Suara.com - Mantan kapten Chelsea, John Terry berkomentar soal mantan manajernya yang kini menangani Manchester United, Jose Mourinho. Terry menilai, Mourinho kehilangan karakter kepemimpinannya di Man United.
Di musim 2018/2019 ini, Mourinho memasuki musim ketiganya membesut Man United. Pelatih asal Portugal berusia 55 tahun itu membawa Setan Merah juara Liga Europa, Piala FA dan Community Shield di musim pertamanya.
Namun di musim lalu, Man United nirgelar di bawah asuhan Mourinho. Dan memasuki musim ini, Paul Pogba dan kolega telah menderita dua kekalahan dari empat laga awal Liga Inggris, termasuk kekalahan memalukan 0-3 di Old Trafford.
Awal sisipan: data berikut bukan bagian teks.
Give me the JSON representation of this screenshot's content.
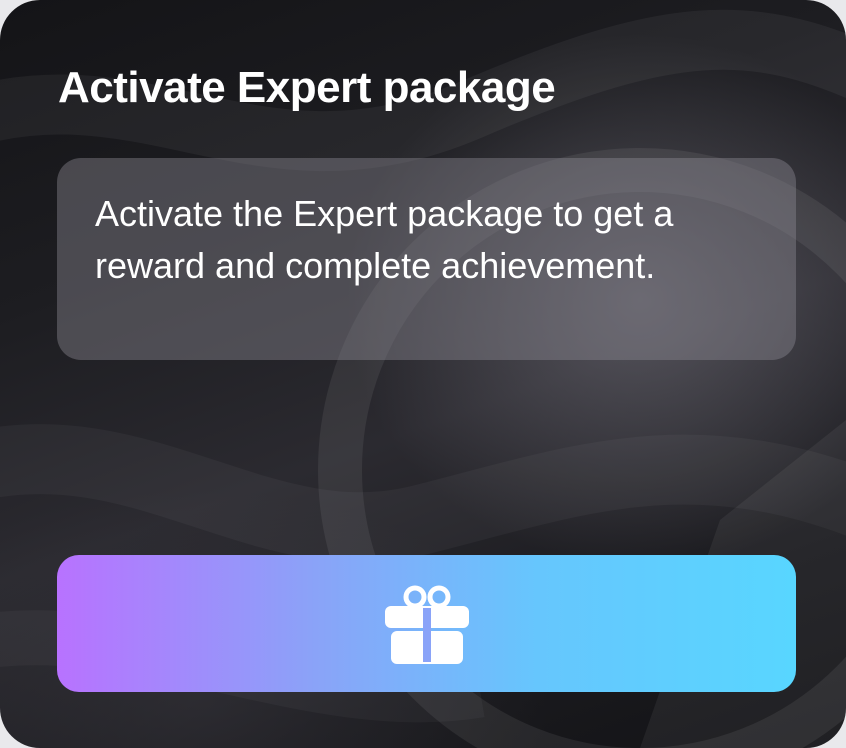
{
  "card": {
    "title": "Activate Expert package",
    "description": "Activate the Expert package to get a reward and complete achievement."
  },
  "reward_button": {
    "icon": "gift-icon",
    "gradient_start": "#b872ff",
    "gradient_end": "#58d6ff"
  },
  "colors": {
    "background": "#1d1d21",
    "text": "#ffffff",
    "panel": "rgba(140,138,148,0.42)"
  }
}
Terry, yang pernah jadi bek andalan Mourinho semasa di Chelsea, sejatinya meyakini jika mantan mentornya itu bisa membawa Man United meraih kesuksesan demi kesuksesan.
Namun Terry menilai, pelatih berjuluk The Special One itu harus lebih dulu menemukan karakter kepemimpinannya kembali.
"Di setiap klub yang pernah ia (Mourinho) tangani, dia punya karakter besar. Namun saya tidak yakin dia punya itu di Man United saat ini. Di Chelsea, dia melakukannya. Soal kepemimpinannya di Man United, entahlah, terasa seperti berbeda," buka Terry seperti dimuat Daily Mail.
Terry mengungkapkan, dirinya sempat dipermalukan Mourinho karena tampil buruk di sebuah sesi latihan Chelsea. Hal serupa juga dialami oleh pemain-pemain dengan nama besar seperti Frank Lampard, Didier Drogba, Ashley Cole, dan Michael Ballack.
"Kami saling bertatapan dan dia benar-benar murka. Dia tak peduli dengan nama besar seorang pemain, entah ia kapten, pemain andalan atau apapun. Tapi itu bagus, dia tahu persis apa yang harus ia lakukan untuk mendapatkan yang terbaik dari kita semua," jelas Terry.
"Saya telah melihat dia melakukan hal yang sama terhadap Frank Lampard, Didier Drogba, Ashley Cole, dan Michael Ballack. Dia pribadi besar di ruang ganti," sambung pemain berusia 37 tahun yang kini berstatus free agent usai meninggalkan Aston Villa di akhir musim lalu tersebut.
"Anda harus setiap hari muncul di pelatihan dan menunjukkan kepadanya bahwa Anda ingin menang dengan segala cara. Jika Anda punya itu, dia akan 100 persen di pihak Anda. Jika sudah seperti itu, ia akan loyal dengan Anda, ikatan emosional yang terjadi juga akan luar biasa," tutur Terry.
"Saya pikir dia akan membawa kesuksesan untuk Man United, tetapi butuh kesabaran. Dia mungkin butuh kembali menemukan karakter kepemimpinannya tersebut," tandas eks bek andalan Timnas Inggris tersebut.